Recently, historical fiction has been enjoying a boom in popularity. An increasing number of readers seem to relish the bones of bygone fact fleshed out with imagined happenings to bring the past off the page and back to life. Susan Cooper-Bridgewater’s Of Ink, Wit and Intrigue – Lord Rochester in Chains of Quicksilver is another example of this bestselling genre. Here, Cooper-Bridgewater has as her subject John Wilmot, the second Earl of Rochester, a courtier, poet, and general lovable scoundrel.
Of Ink, Wit and Intrigue details the life of Wilmot from his birth in 1647, through his attendance of Oxford University at the age of twelve, and onwards across Europe before embarking upon life at the court of King Charles II. The book is written as though it is the diary of the man himself. And, whilst, this ensures the reader feels a certain affinity with Wilmot, the narrative does lack almost any kind of emotional insight. The decision to focus on description of events rather than personal elements makes it a little difficult to fully grasp Wilmot’s personality. Obviously, the author couldn’t possibly have a full understanding of the true character of Wilmot, but historical fiction allows for supposition and it would have been perhaps preferable for Cooper-Bridgewater to loosen the reigns slightly.
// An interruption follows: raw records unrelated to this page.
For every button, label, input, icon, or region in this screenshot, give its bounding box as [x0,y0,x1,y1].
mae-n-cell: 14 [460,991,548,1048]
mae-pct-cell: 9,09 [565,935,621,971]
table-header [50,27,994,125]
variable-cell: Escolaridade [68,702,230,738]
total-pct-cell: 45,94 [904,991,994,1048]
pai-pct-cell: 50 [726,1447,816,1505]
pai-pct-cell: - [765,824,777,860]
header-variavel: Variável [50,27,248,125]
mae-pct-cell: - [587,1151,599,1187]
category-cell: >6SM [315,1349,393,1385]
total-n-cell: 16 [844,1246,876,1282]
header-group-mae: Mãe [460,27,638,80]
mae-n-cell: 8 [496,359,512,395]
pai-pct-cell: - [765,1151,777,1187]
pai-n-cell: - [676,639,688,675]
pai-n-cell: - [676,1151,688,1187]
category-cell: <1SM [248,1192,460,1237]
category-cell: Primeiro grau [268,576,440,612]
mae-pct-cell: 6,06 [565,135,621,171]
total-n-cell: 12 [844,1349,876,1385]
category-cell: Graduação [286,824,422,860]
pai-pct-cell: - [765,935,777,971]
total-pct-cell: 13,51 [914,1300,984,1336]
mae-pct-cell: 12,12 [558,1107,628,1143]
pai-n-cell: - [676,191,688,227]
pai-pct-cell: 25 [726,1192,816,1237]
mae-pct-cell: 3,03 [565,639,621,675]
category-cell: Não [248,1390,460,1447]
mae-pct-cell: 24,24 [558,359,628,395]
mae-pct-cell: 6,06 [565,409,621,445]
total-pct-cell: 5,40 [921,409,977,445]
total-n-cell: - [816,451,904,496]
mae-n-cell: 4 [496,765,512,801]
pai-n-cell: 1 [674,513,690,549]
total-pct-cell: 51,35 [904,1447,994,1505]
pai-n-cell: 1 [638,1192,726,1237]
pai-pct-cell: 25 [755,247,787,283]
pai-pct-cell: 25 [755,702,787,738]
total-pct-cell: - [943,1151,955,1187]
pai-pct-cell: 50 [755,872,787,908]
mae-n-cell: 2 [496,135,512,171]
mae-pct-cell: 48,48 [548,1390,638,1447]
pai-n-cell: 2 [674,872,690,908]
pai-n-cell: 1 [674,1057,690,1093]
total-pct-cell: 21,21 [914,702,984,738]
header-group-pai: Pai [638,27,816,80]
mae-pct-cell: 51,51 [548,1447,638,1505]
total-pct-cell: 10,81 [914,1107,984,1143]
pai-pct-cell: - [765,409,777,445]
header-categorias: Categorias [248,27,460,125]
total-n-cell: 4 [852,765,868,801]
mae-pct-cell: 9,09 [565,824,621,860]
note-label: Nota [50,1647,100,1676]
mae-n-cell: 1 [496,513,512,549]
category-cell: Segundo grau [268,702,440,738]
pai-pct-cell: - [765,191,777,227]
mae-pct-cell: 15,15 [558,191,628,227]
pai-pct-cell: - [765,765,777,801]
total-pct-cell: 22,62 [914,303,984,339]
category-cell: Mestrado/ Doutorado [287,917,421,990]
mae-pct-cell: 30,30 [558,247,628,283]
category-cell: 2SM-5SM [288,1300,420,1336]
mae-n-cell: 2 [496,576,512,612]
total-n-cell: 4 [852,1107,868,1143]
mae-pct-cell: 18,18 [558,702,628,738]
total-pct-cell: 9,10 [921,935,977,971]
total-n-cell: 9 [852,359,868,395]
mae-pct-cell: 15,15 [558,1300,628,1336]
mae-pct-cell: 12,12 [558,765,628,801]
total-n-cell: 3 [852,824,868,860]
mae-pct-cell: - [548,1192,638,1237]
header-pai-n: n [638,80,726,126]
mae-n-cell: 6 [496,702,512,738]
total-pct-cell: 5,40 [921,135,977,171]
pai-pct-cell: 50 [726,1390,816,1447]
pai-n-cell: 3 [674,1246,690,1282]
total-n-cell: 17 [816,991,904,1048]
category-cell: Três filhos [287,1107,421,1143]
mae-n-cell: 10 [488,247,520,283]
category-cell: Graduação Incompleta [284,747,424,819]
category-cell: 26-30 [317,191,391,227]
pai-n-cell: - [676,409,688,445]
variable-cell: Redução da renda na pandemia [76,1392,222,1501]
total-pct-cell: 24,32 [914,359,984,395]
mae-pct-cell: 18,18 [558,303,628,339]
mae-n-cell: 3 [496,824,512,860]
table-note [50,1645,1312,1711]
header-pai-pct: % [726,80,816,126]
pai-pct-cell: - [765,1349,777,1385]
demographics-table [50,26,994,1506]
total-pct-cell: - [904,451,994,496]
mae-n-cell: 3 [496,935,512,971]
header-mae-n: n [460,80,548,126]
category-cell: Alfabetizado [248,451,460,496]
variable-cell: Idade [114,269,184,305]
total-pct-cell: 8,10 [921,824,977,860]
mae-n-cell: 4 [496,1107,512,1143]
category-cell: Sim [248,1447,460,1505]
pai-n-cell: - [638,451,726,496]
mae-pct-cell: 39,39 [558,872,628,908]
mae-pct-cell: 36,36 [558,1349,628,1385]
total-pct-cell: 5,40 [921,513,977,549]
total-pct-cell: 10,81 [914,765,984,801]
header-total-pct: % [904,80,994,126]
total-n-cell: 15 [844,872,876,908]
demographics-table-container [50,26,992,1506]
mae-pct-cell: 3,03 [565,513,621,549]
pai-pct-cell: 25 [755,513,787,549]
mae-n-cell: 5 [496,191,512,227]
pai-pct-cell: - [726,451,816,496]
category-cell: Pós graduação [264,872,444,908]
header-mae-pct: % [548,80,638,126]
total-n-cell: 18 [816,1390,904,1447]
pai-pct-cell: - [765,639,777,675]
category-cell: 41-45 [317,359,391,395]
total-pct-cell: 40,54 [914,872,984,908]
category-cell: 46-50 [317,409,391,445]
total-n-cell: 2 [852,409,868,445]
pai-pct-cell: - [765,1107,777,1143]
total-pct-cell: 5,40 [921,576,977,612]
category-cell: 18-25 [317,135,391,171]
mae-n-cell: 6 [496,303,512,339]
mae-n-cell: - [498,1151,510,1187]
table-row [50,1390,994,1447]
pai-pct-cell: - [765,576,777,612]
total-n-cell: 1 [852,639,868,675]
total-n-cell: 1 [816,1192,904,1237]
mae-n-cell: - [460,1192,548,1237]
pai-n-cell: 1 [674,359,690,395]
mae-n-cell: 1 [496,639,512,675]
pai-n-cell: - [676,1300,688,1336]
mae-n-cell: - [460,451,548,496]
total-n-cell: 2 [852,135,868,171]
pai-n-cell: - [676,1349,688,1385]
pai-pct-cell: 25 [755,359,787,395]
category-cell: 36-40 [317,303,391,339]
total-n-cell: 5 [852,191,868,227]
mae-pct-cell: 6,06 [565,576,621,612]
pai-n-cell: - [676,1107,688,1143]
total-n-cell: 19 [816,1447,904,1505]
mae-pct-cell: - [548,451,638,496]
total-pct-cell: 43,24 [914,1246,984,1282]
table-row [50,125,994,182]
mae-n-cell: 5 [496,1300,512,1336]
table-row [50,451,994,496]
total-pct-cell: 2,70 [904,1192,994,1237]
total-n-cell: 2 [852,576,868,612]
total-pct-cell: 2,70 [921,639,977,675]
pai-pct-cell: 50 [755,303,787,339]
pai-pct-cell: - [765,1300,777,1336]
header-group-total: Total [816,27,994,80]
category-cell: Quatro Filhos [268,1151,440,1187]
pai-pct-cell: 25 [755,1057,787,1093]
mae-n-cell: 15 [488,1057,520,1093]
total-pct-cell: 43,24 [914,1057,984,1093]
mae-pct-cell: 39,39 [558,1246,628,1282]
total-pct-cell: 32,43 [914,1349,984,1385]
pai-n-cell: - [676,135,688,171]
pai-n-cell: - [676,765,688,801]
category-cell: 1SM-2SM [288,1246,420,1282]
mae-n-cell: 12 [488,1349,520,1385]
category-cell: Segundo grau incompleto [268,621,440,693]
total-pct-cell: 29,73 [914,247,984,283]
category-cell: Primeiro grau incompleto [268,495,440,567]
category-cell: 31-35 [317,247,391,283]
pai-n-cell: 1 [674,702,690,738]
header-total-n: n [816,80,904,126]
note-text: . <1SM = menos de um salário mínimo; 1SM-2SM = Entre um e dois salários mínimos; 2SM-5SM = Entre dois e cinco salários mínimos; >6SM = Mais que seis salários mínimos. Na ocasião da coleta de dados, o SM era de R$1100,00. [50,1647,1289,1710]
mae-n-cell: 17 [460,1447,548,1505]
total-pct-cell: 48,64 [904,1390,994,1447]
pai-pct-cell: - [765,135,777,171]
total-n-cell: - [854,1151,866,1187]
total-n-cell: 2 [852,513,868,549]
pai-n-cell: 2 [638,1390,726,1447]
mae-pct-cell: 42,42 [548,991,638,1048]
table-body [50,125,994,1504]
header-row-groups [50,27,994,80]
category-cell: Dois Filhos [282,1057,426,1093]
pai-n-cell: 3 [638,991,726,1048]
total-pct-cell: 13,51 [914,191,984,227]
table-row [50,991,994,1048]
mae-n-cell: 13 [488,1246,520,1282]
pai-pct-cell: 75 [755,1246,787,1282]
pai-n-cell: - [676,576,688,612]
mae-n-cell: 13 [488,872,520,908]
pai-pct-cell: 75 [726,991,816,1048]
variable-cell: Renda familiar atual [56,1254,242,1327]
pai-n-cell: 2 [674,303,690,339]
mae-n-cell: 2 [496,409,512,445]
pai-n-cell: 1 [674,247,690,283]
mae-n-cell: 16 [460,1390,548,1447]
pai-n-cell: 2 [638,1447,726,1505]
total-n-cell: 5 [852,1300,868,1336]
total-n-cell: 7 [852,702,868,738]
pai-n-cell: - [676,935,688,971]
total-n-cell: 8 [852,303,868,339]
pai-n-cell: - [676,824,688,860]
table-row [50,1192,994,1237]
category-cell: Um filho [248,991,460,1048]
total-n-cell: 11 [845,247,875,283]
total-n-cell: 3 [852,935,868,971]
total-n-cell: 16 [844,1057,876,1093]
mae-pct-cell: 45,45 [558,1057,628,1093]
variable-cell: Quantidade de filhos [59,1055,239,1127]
That said, when it comes to the actual proceedings in the book, it is very hard to know where fact ends and fiction begins. It is to the author’s credit that only a reader already well-versed in Wilmot’s biography would know whether the accounts of exploits such as his kidnapping of his future wife on her way home from the theatre are truth or not. Just the knowledge that some of the outlandish episodes are historically accurate makes it clear that the second Earl of Rochester certainly was a man of great wit and intrigue. And with connections ranging from the orange sellers in the street to the King of England himself, these extracts from Wilmot’s “diaries” provide an insight into 17th century life that traverses the classes, and does so with a familiarity that won’t be found in history books. This far-reaching cast of characters does have a downside though. With an abundance of earls and lords, ladies and mistresses, even the glossary of characters at the back of the book doesn’t quite manage to untangle the confusing web - I counted at least four different Elizabeths.
Susan Cooper-Bridgewater’s embodiment of John Wilmot certainly is an interesting read. Though confusing at times, and lacking in a fully accessible image of the man, it is full of amusing anecdotes and insights. And with Wilmot’s own poetry interspersed among its chapters, the book also familiarises a new set of readers with the literary work of the second Earl of Rochester.